D. S. La situation en obstétrique dans vos établissements est très délicate.
S. B. On observe au niveau national une chute des naissances. Pour autant, la baisse est plus marquée dans le secteur privé. On ne rouvre jamais une maternité qui a disparu. Les tutelles n’ont pas à ce jour pris la mesure de la gravité de la situation. Le laisser-faire conduit à l’expansion de ces maternités publiques de plus de 4 000 naissances. On peut regretter le défaut de communication de graduation des soins en périnatalité pour une meilleure orientation des futures mamans. Quant aux cliniques privées, elles sont soumises à un certain nombre de contraintes. Les obstétriciens doivent acquitter des primes d’assurance très élevées par exemple. Ce qui participe aux dépassements d’honoraires. À court terme, le libre choix des Françaises est menacé. Dans nos établissements, nous valorisons une prise en charge personnalisée. Aujourd’hui, dans 29 départements, il n’y a plus de maternité privée. Il y a donc urgence à lancer un plan Marshall pour l’obstétrique. Nous demandons une revalorisation tarifaire de l’obstétrique. Ce qui nous est accordé aujourd’hui est inférieur à notre coût de revient. L’allègement des normes constitue notre seconde revendication. Les décrets en vigueur imposent des cloisonnements inefficaces entre les salles de travail et les suites de couches par exemple. La concurrence est déloyale avec les maternités publiques où les chambres particulières sont parfois offertes …

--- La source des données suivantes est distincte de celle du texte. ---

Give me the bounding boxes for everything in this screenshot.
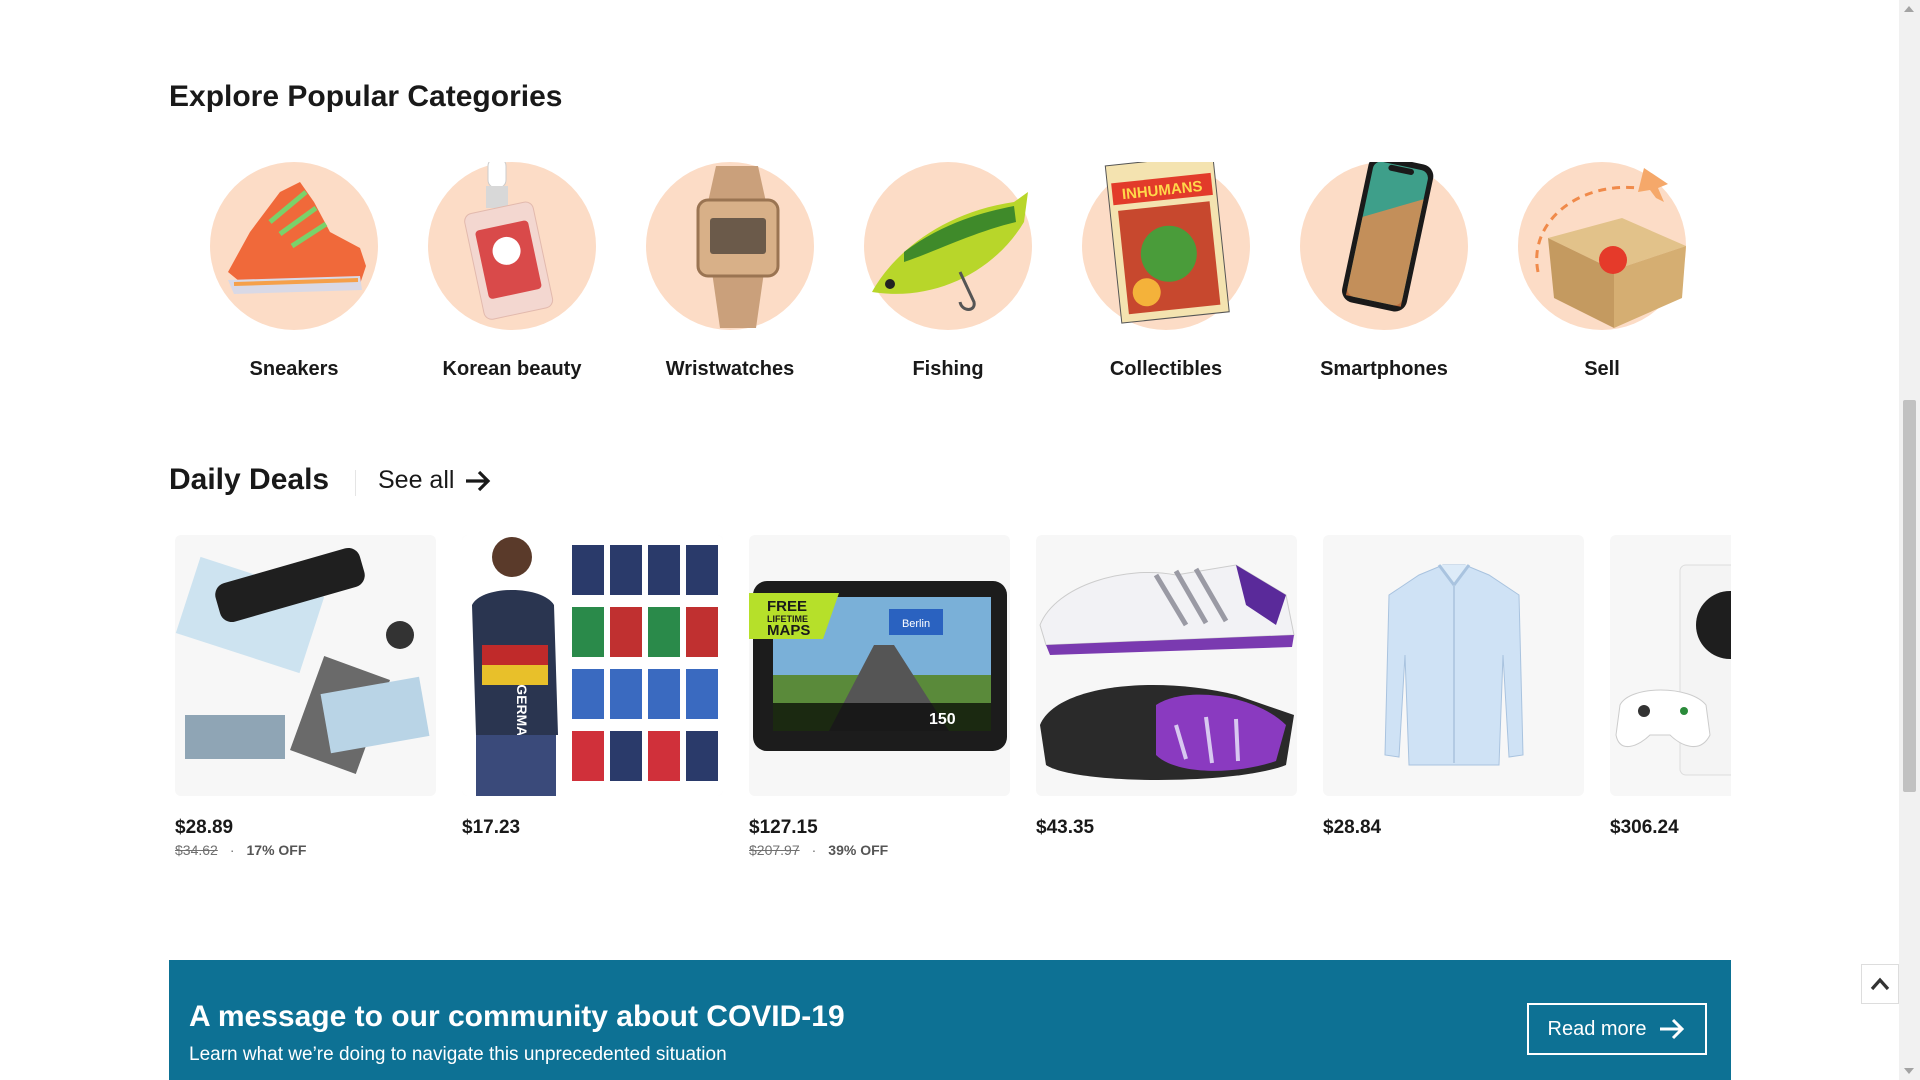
serum-bottle-image: [464, 162, 554, 320]
category-korean-beauty[interactable]: Korean beauty: [408, 158, 626, 388]
dress-shirt-image: [1384, 564, 1524, 766]
see-all-link[interactable]: See all: [378, 466, 492, 495]
category-wristwatches[interactable]: Wristwatches: [626, 158, 844, 388]
comic-book-image: INHUMANS: [1104, 162, 1230, 324]
banner-subtitle: Learn what we’re doing to navigate this …: [189, 1044, 727, 1065]
category-label: Wristwatches: [665, 358, 795, 380]
category-sneakers[interactable]: Sneakers: [190, 158, 408, 388]
read-more-button[interactable]: Read more: [1527, 1003, 1707, 1055]
laminator-image: [175, 547, 430, 774]
sneaker-image: [228, 182, 366, 294]
separator-dot: ·: [811, 842, 817, 858]
category-label: Smartphones: [1320, 358, 1448, 380]
scroll-up-arrow-icon[interactable]: [1904, 6, 1914, 12]
gps-badge-line: FREE: [767, 598, 807, 615]
germany-shirt-image: GERMANY: [462, 535, 723, 796]
deal-price: $43.35: [1036, 817, 1095, 838]
deal-image-frame: [1036, 535, 1297, 796]
category-sell[interactable]: Sell: [1498, 158, 1716, 388]
gps-navigator-image: Berlin 150 FREE LIFETIME MAPS: [749, 581, 1007, 751]
gps-distance: 150: [929, 711, 956, 728]
scrollbar-thumb[interactable]: [1903, 400, 1916, 792]
deal-original-price: $34.62: [175, 842, 218, 858]
wristwatch-image: [696, 166, 780, 328]
category-label: Fishing: [912, 358, 984, 380]
fishing-lure-image: [872, 192, 1028, 311]
read-more-label: Read more: [1547, 1017, 1647, 1040]
category-label: Collectibles: [1109, 358, 1223, 380]
deal-price: $28.84: [1323, 817, 1382, 838]
deal-price: $28.89: [175, 817, 234, 838]
deal-image-frame: [1610, 535, 1731, 796]
covid-banner: A message to our community about COVID-1…: [169, 960, 1731, 1080]
deal-discount: 39% OFF: [828, 842, 889, 858]
arrow-right-icon: [1660, 1018, 1685, 1040]
deal-price: $306.24: [1610, 817, 1679, 838]
divider: [355, 470, 356, 496]
deal-price: $17.23: [462, 817, 521, 838]
separator-dot: ·: [229, 842, 235, 858]
gps-sign: Berlin: [902, 618, 930, 630]
page-scrollbar[interactable]: [1899, 0, 1920, 1080]
deal-image-frame: Berlin 150 FREE LIFETIME MAPS: [749, 535, 1010, 796]
running-shoes-image: [1039, 564, 1295, 780]
deal-discount-line: $34.62 · 17% OFF: [175, 842, 306, 858]
deals-carousel: $28.89 $34.62 · 17% OFF GERMANY $17.23 B…: [169, 535, 1731, 875]
categories-row: Sneakers Korean beauty Wristwatches Fish…: [190, 158, 1716, 388]
banner-title: A message to our community about COVID-1…: [189, 1000, 845, 1033]
categories-heading: Explore Popular Categories: [169, 80, 563, 113]
category-label: Korean beauty: [442, 358, 582, 380]
daily-deals-heading: Daily Deals: [169, 463, 330, 496]
smartphone-image: [1342, 162, 1434, 312]
arrow-right-icon: [466, 470, 491, 491]
see-all-label: See all: [378, 466, 455, 494]
deal-image-frame: [175, 535, 436, 796]
deal-discount: 17% OFF: [246, 842, 307, 858]
scroll-to-top-button[interactable]: [1861, 964, 1899, 1004]
deal-image-frame: GERMANY: [462, 535, 723, 796]
category-smartphones[interactable]: Smartphones: [1280, 158, 1498, 388]
category-label: Sell: [1584, 358, 1620, 380]
page: Explore Popular Categories Sneakers Kore…: [0, 0, 1899, 1080]
chevron-up-icon: [1870, 977, 1890, 991]
deal-price: $127.15: [749, 817, 818, 838]
category-collectibles[interactable]: INHUMANS Collectibles: [1062, 158, 1280, 388]
gps-badge-line: MAPS: [767, 622, 810, 639]
deal-discount-line: $207.97 · 39% OFF: [749, 842, 888, 858]
category-label: Sneakers: [249, 358, 339, 380]
deal-image-frame: [1323, 535, 1584, 796]
parcel-box-image: [1535, 168, 1686, 328]
deal-original-price: $207.97: [749, 842, 800, 858]
scroll-down-arrow-icon[interactable]: [1904, 1068, 1914, 1074]
category-fishing[interactable]: Fishing: [844, 158, 1062, 388]
game-console-image: [1615, 564, 1731, 776]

D. S. Vous dénoncez les discriminations pratiquées par certaines ARS à l’encontre des cliniques. Disposez-vous d’un état des lieux ?

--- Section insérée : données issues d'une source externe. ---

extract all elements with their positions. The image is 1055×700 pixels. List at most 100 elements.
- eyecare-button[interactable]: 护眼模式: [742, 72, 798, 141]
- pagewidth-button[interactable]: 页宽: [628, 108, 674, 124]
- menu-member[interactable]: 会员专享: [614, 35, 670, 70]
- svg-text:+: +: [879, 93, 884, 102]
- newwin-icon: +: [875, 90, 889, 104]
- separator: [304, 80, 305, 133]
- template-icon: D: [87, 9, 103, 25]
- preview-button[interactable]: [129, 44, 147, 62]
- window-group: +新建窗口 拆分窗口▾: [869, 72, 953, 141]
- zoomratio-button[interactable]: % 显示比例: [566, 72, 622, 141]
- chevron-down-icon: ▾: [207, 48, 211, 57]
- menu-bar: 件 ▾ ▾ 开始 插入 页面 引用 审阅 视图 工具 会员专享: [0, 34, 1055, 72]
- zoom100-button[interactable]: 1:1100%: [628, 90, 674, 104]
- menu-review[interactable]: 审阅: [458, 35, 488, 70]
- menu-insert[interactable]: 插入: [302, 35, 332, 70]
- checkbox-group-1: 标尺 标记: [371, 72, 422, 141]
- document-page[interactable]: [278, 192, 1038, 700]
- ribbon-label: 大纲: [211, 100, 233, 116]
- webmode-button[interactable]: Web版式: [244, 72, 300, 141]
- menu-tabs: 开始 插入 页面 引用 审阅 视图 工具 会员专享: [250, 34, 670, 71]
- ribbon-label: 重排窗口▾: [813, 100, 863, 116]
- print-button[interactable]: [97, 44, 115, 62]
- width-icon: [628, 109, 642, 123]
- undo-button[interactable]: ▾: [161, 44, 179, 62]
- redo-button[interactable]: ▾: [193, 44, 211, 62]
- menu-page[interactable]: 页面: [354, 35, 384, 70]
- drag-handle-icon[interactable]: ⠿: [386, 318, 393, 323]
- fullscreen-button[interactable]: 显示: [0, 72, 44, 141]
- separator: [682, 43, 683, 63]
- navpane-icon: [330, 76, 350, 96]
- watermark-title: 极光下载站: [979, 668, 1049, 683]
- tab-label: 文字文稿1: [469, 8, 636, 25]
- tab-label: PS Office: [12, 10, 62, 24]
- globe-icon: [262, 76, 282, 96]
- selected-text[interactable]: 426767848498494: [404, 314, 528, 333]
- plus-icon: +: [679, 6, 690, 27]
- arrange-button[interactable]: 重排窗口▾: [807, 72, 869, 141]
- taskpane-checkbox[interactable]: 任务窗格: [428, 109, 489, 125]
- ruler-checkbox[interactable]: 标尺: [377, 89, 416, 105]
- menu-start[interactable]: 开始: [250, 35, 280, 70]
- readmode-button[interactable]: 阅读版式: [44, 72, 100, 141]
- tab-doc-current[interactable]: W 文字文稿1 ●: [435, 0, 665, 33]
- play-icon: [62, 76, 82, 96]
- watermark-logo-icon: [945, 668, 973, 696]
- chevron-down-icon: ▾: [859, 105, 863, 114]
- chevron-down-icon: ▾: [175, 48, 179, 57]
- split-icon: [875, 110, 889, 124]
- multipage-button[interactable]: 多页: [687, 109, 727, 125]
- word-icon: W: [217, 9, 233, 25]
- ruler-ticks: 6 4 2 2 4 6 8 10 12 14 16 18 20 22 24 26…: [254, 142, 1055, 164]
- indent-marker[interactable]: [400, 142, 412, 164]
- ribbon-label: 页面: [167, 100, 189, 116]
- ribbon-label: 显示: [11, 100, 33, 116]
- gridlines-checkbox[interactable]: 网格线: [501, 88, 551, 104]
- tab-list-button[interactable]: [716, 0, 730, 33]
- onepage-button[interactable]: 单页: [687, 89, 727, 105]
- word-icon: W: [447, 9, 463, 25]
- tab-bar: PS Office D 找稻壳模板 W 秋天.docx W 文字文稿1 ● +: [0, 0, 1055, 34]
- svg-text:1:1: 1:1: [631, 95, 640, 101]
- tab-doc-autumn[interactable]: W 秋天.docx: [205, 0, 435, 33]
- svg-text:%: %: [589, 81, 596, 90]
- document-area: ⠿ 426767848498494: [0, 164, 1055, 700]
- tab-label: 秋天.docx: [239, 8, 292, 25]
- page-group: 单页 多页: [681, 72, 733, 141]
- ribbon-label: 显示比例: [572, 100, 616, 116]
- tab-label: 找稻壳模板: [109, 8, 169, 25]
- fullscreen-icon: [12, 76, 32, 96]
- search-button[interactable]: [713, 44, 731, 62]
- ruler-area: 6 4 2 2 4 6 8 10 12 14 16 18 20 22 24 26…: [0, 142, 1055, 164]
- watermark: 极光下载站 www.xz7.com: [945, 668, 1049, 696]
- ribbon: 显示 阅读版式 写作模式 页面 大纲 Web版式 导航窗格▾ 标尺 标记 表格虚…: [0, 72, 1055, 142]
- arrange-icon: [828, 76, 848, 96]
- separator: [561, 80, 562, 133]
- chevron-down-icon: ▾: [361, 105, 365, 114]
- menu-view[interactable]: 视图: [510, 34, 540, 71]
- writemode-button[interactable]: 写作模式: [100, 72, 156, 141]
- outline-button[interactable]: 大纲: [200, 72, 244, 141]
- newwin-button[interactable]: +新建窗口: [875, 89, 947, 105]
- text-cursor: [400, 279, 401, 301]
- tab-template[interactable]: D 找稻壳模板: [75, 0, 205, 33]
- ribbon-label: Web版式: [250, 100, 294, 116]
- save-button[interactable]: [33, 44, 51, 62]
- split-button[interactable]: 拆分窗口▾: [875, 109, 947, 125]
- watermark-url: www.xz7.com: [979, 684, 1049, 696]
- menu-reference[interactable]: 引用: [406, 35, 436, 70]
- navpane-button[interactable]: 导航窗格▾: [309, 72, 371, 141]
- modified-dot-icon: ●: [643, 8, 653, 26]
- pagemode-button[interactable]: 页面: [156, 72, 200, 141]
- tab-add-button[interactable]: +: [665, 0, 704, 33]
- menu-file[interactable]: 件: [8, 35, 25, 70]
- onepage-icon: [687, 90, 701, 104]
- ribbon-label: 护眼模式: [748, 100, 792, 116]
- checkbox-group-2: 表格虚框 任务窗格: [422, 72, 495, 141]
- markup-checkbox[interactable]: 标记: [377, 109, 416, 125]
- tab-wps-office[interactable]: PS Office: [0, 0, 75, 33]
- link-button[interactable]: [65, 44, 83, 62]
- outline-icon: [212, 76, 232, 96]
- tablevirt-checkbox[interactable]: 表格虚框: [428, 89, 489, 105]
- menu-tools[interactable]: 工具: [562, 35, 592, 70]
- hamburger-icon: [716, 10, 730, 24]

S. B. Très clairement, le premier point de discrimination repose sur l’attribution des subventions MIGAC et FIR. C’est à la main des ARS, même s’il existe des subventions fléchées. Le montant de cette enveloppe est supérieur au montant T2A généré en MCO. Ces montants sont considérables. Or, il y a une très grande opacité dans l’attribution de ces subventions. En Île-de-France par exemple, l’ARS a été poussée par la fédération régionale à clarifier la situation, mais il est difficile d’obtenir les informations. On constate dans de nombreuses ARS un défaut de justification des conditions d’attribution. Nous avons incité nos fédérations régionales à intenter des recours pour exiger davantage de transparence. Par ailleurs, nous conduisons une vaste étude afin notamment d’identifier les ARS qui justifient leurs décisions et celles qui n’appliquent pas la même transparence. Nous disposerons des résultats complets d’ici à deux mois.